Immigration cours 203



Dans les épisodes précédents, tel Astérix dans les Douze Travaux, Sherpapa partait à la conquête de son formulaire A38 permis temporaire de travail. Au terme d’un suspense insoutenable, il pensait détenir la solution, à savoir se rendre en personne à un point d’entrée du Canada. 

Nous partîmes donc de bon matin. Si si, c’est presque vrai, puisque nous étions en vue de la frontière américaine à 17h45, soit un net progrès par rapport à notre première équipée. Il faut dire qu’on commence à bien connaître la route de la réserve faunique des Laurentides, encore un voyage et nous finirons par maîtriser l’emplacement de chaque rocher et la cachette de chaque orignal.

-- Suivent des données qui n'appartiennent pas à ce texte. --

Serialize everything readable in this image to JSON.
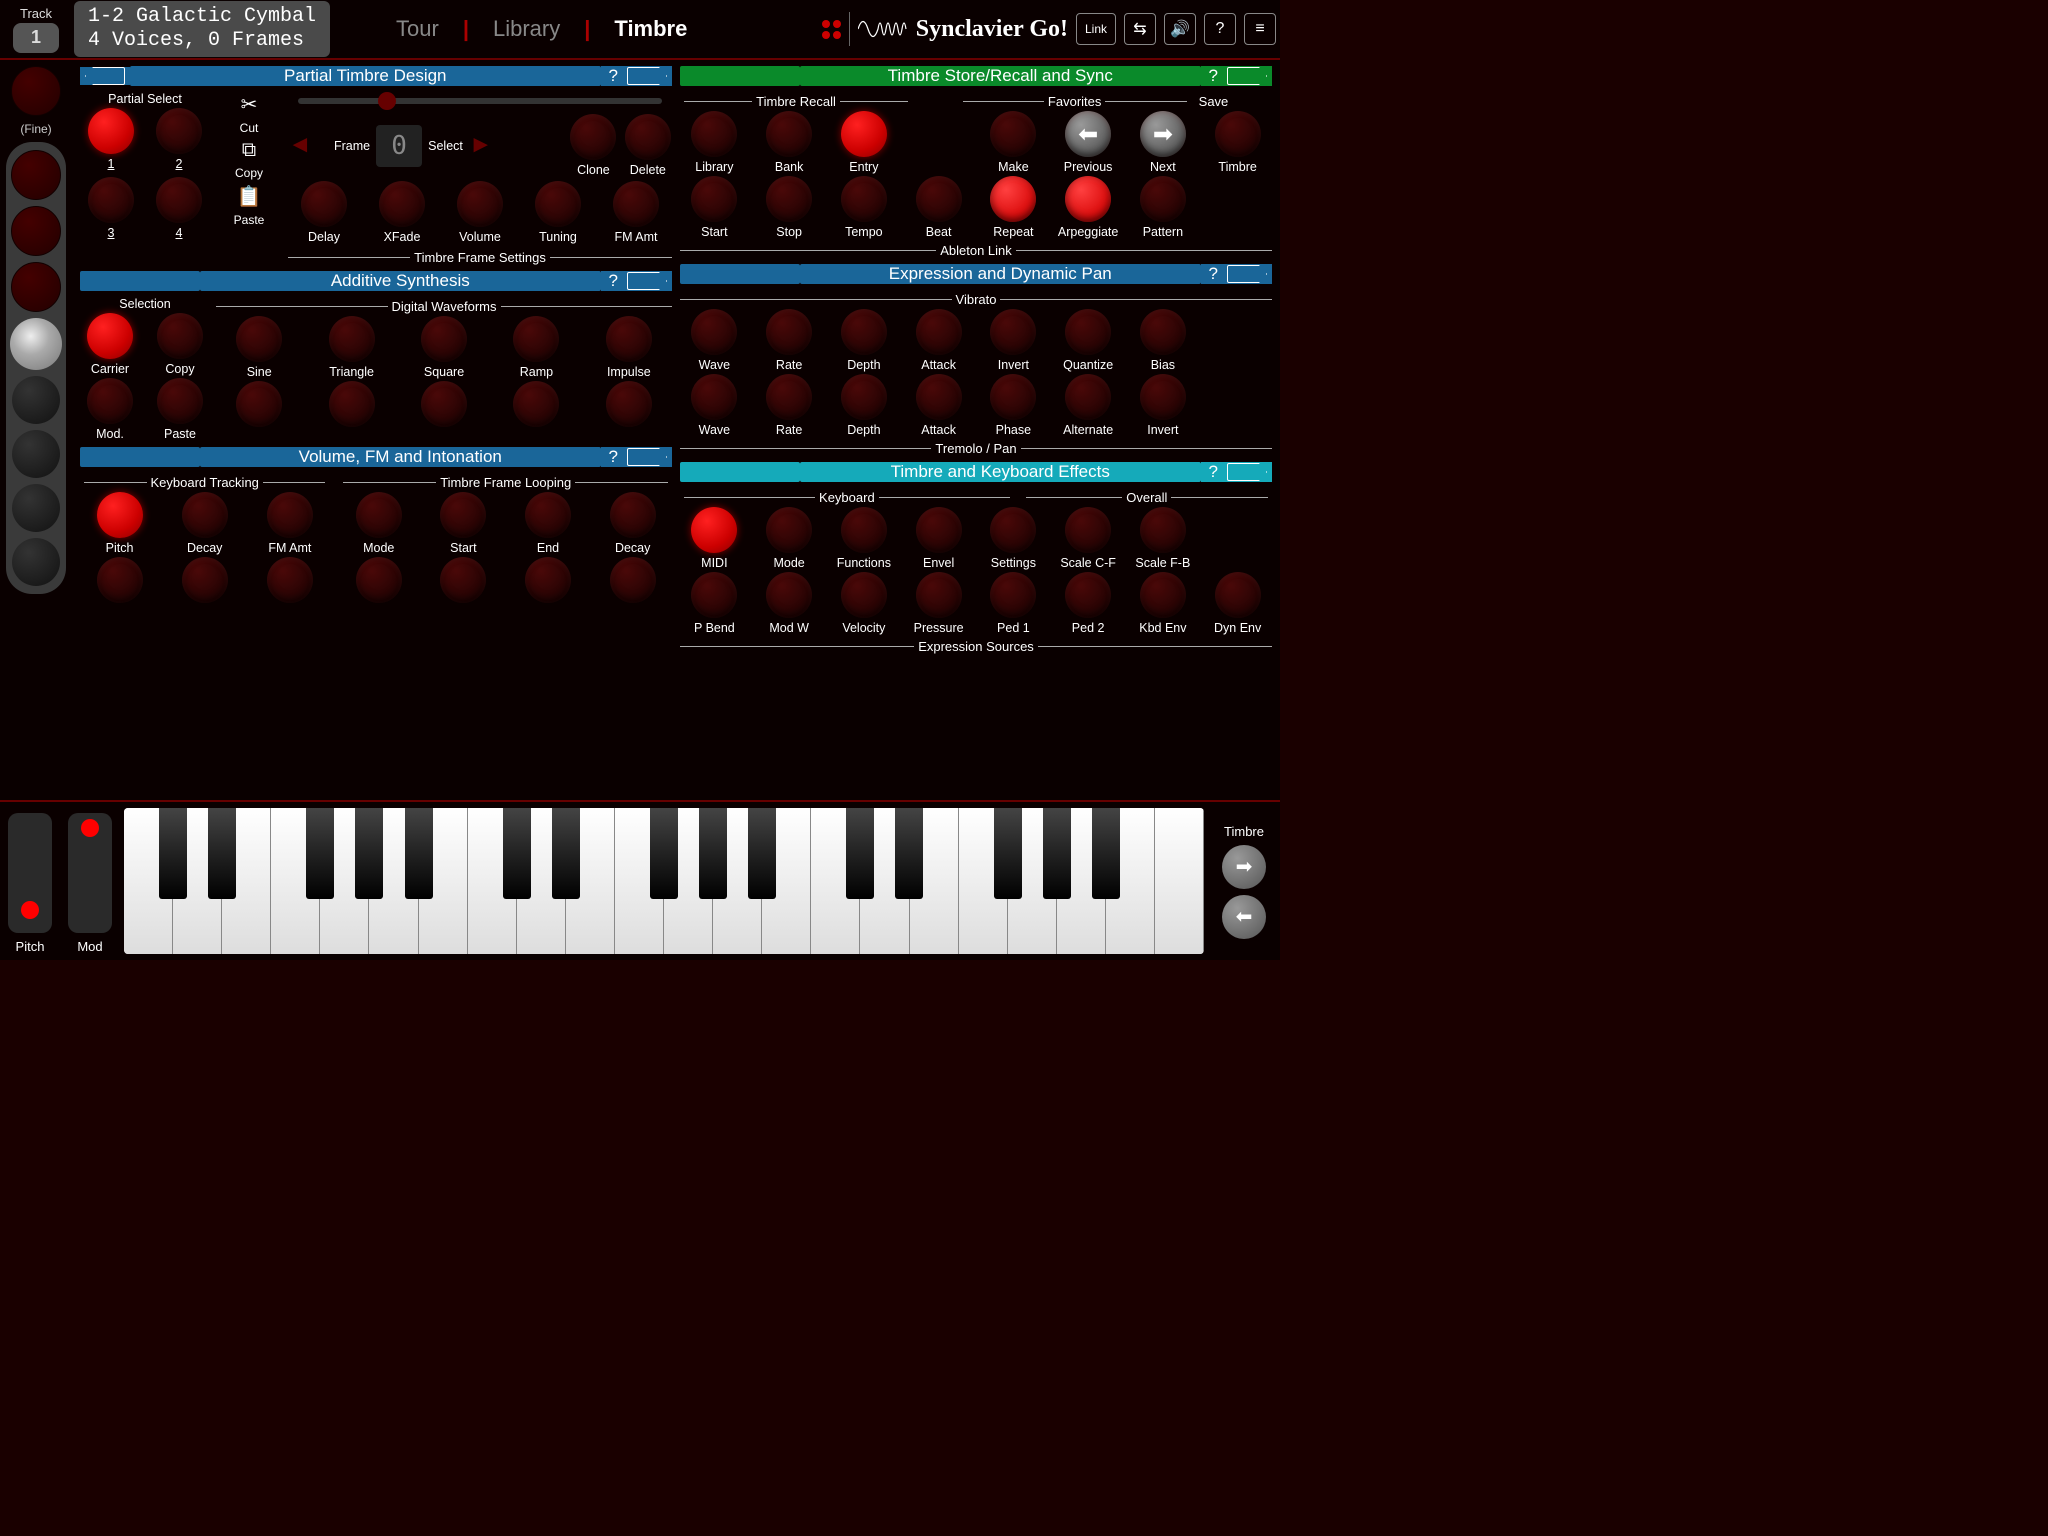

Cela dit, la traversée est de plus en plus belle. Le printemps s’était solidement installé, nous roulions donc à travers une débauche de bleu _les petits lacs enfin tous dégelés et reflétant le ciel à qui mieux mieux_ et de vert _occasion unique pour apprendre à Sherpapa aux enfants la différence entre un feuillu et un conifère.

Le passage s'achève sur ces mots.